After analyzing the five country case studies, the authors identify what they call “cardinal factors” driving drug trafficking: arms, poverty, over-matched militaries, weak legal regimes, dismal law enforcement, and ineffective cooperative efforts. These factors, combined with the area’s geographic and economic position as a “bridge” between the major drug producers of Colombia and Peru and the major consuming nation of the U.S., result in a situation where they conclude the most the “bridge” states can do is to minimize the “cardinal factors” favoring drug trafficking to encourage the traffickers to move their business to a neighboring state.

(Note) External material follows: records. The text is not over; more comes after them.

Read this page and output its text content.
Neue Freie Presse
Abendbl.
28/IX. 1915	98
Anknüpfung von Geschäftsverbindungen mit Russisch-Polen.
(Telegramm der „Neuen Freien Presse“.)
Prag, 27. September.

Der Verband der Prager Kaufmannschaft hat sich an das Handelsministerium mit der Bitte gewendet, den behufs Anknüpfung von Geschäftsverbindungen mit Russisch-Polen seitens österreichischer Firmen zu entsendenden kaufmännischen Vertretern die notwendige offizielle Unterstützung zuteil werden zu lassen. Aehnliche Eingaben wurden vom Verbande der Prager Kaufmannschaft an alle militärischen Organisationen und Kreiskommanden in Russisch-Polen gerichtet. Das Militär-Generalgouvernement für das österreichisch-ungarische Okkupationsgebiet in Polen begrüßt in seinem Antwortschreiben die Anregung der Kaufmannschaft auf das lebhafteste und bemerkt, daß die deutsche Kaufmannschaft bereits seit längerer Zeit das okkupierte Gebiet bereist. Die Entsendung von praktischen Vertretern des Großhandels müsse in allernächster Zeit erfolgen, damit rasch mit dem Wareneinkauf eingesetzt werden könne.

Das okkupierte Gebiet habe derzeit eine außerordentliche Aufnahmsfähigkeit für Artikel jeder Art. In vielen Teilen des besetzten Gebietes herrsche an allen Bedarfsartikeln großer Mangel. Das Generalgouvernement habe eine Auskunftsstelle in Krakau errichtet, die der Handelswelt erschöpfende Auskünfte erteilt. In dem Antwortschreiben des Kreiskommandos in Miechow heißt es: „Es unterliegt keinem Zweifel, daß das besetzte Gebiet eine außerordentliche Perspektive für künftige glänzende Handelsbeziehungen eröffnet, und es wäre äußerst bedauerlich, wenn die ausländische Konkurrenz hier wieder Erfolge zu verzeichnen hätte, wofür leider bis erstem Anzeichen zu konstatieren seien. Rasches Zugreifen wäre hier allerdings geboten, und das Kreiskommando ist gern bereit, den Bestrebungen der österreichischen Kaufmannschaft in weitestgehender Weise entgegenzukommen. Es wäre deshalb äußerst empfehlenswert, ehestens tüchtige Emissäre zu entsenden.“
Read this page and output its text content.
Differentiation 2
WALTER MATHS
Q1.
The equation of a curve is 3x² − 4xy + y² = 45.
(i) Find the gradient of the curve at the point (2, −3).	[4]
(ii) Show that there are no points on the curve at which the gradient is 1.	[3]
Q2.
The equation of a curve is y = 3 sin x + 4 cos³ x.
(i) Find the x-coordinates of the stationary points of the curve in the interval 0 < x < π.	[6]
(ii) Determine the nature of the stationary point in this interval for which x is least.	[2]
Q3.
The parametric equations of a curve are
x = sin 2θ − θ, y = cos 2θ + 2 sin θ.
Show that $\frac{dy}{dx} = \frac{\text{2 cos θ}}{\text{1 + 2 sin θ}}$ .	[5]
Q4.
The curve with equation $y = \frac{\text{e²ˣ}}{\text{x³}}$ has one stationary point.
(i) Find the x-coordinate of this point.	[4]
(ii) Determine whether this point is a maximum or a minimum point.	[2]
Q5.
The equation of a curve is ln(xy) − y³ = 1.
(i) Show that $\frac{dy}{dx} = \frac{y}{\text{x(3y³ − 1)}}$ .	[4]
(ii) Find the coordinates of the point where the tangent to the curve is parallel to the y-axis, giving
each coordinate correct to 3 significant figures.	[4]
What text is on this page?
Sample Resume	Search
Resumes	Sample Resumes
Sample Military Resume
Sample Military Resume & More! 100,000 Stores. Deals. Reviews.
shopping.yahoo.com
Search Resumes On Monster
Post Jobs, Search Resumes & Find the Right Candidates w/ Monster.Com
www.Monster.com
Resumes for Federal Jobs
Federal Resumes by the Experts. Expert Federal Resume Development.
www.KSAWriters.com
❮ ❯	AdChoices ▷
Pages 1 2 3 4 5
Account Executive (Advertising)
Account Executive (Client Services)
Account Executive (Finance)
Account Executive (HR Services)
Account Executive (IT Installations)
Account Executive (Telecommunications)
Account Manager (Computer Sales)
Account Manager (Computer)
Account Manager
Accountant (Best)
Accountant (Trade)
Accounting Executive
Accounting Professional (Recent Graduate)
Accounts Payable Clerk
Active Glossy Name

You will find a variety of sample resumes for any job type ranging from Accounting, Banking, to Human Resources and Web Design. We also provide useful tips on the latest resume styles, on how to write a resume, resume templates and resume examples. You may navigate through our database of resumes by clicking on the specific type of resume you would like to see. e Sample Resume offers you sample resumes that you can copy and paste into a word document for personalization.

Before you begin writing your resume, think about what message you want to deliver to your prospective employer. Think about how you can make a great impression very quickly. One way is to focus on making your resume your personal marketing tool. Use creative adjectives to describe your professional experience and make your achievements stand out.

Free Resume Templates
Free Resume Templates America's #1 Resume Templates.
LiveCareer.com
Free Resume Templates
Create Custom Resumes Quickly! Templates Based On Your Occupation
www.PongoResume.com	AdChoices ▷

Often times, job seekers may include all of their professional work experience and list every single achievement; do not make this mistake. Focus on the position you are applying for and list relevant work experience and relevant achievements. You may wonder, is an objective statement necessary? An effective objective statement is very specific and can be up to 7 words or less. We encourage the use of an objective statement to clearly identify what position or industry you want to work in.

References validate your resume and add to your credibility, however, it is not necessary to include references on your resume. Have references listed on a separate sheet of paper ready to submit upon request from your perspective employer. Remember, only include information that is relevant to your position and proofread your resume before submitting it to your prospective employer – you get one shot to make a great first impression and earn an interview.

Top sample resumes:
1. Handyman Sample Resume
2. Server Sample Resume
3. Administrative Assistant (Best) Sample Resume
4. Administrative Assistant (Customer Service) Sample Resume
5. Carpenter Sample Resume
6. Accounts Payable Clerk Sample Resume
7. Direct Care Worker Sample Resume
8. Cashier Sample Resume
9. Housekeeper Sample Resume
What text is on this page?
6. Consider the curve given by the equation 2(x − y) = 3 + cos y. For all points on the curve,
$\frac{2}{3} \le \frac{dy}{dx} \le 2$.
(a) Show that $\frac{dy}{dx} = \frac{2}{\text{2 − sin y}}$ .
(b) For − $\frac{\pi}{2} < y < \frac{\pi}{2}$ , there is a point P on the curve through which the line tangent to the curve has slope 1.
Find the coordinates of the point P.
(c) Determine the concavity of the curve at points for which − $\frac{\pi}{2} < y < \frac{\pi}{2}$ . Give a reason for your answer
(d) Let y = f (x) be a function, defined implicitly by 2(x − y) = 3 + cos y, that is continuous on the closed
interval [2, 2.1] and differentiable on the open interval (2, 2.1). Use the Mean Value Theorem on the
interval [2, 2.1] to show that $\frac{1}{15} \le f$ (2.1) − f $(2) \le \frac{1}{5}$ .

That may sound pessimistic, but it’s hard to disagree with. As the authors point out, the immense profits from drug sales, the geographic and political factors of Central America, the minimal assistance provided by other states and the continuing demand for drugs in the U.S. and Europe have produced a combined challenge that policymakers in these “bridge” countries find hard to address.
Walking away from this challenge, however, is not an option. U.S. assistance remains crucial. Since 2008, beginning with the Mérida Initiative for Mexico and Central America, the U.S. Congress had by mid-2012 appropriated $496.5 million for the seven nations of Central America through Mérida and, later, the Central America Regional Security Initiative (CARSI). While there are many problems with CARSI—including lack of coordination, U.S. bureaucratic inertia, and a lack of competent and non-corrupt counterpart organizations in Central America—the scale of the region’s crime challenges would probably overwhelm any single official government-to-government program, no matter how well-intentioned.
“The cardinal fact remains that, although with outside assistance the Central American bridge states have been able to disrupt numerous drug transactions and arrest key members of particular drug-trafficking groups, their actions and resources have not nearly sufficed to reverse the flow of drugs through the region,” the authors conclude.
“These bridge states lack the capacities, their deficiencies are too many, and the scope of the problem is too vast for all the countries in the region simply to ‘push the traffickers out,’ as U.S. officials have sometimes urged.”
It should be noted that the analysis does not include either El Salvador or Nicaragua. Nor does it include the phenomenon of Central American street gangs, known as pandillas, or, the most dangerous, maras—because, as the authors note, their role in drug trafficking is tangential at best. However, the maras are in fact a serious security issue in El Salvador, Guatemala and Honduras. While this does not detract from the book’s value, it’s important to remember that drug trafficking is still only a part of the larger, tragic story of contemporary crime and violence in Central America.